CCS results showing a lower cP number indicate lower viscosity. Oils that are thicker at low temperatures (high cP number) tend to exhibit more resistance and require more energy to pump and circulate and display a higher cP number on the CSS test. A higher cP number at a given temperature is directly correlated to a greater amount of energy required to turn an engine over, and it also indicates a greater potential for starting difficulties. Most importantly, CCS results suggest a lubricant’s ability to be circulated at a given temperature and its ability to provide wear protection.

As seen in the graph, AMSOIL Signature Series 5W-30 Synthetic Motor Oil outperformed several leading synthetic motor oils in a CCS test.
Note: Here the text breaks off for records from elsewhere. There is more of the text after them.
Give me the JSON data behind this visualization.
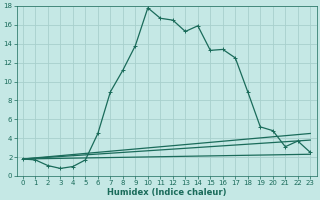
{
  "xlabel": "Humidex (Indice chaleur)",
  "bg_color": "#c5e8e5",
  "grid_color": "#a8d0cc",
  "line_color": "#1a6b5a",
  "xlim": [
    -0.5,
    23.5
  ],
  "ylim": [
    0,
    18
  ],
  "xticks": [
    0,
    1,
    2,
    3,
    4,
    5,
    6,
    7,
    8,
    9,
    10,
    11,
    12,
    13,
    14,
    15,
    16,
    17,
    18,
    19,
    20,
    21,
    22,
    23
  ],
  "yticks": [
    0,
    2,
    4,
    6,
    8,
    10,
    12,
    14,
    16,
    18
  ],
  "line1_x": [
    0,
    1,
    2,
    3,
    4,
    5,
    6,
    7,
    8,
    9,
    10,
    11,
    12,
    13,
    14,
    15,
    16,
    17,
    18,
    19,
    20,
    21,
    22,
    23
  ],
  "line1_y": [
    1.8,
    1.7,
    1.1,
    0.8,
    1.0,
    1.7,
    4.5,
    8.9,
    11.2,
    13.8,
    17.8,
    16.7,
    16.5,
    15.3,
    15.9,
    13.3,
    13.4,
    12.5,
    8.9,
    5.2,
    4.8,
    3.1,
    3.7,
    2.5
  ],
  "line2_x": [
    0,
    23
  ],
  "line2_y": [
    1.8,
    4.5
  ],
  "line3_x": [
    0,
    23
  ],
  "line3_y": [
    1.8,
    3.8
  ],
  "line4_x": [
    0,
    23
  ],
  "line4_y": [
    1.8,
    2.3
  ],
  "xlabel_fontsize": 6,
  "tick_fontsize": 5
}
AMSOIL versus others in cold flow properties

 

 

Solve oil starvation at start-up

Extreme cold can cause conventional motor oil, transmission fluid and gear lube to thicken, starving vital moving parts of necessary lubrication. In many cases, thick motor oil will prevent vehicles from starting. Cold, thick transmission fluid results in delayed or sluggish shifts and inadequate protection for bearings, valves and other critical parts. Thick gear lube, meanwhile, requires more energy to turn the gears, reducing fuel efficiency. Because gears and bearings in the axle housing are splash-lubricated, conventional gear lubes that are too thick at cold temperatures can starve internal components of lubrication, which can cause excessive wear and premature failure.

Conventional petroleum lubricants thicken because they often contain paraffins (wax). While modern refining techniques remove most of the wax from petroleum oil, some wax-like molecules remain. These wax-like molecules are soluble at ambient temperatures above freezing, but crystallize into a honeycomb-like structure at lower temperatures and cause circulation problems. At startup, this can leave working parts unprotected while the lubricant warms to a temperature that allows it to flow.

AMSOIL synthetic lubricants (http://oilordering.com/products/) do not contain paraffins, so they remain fluid in sub-zero temperatures. Watch the video to see what happens when AMSOIL Signature Series Synthetic Motor Oil (http://syntheticwarehouse.net/home/featured-products/signature-series-5w-30-synthetic-motor-oil) and a conventional oil are cooled to -40º. While the conventional oil fails to flow from the beaker, Signature Series remains fluid and delivers 36% easier and faster cold starts*. This means it can reach vital components faster, providing more immediate engine protection and reduced wear.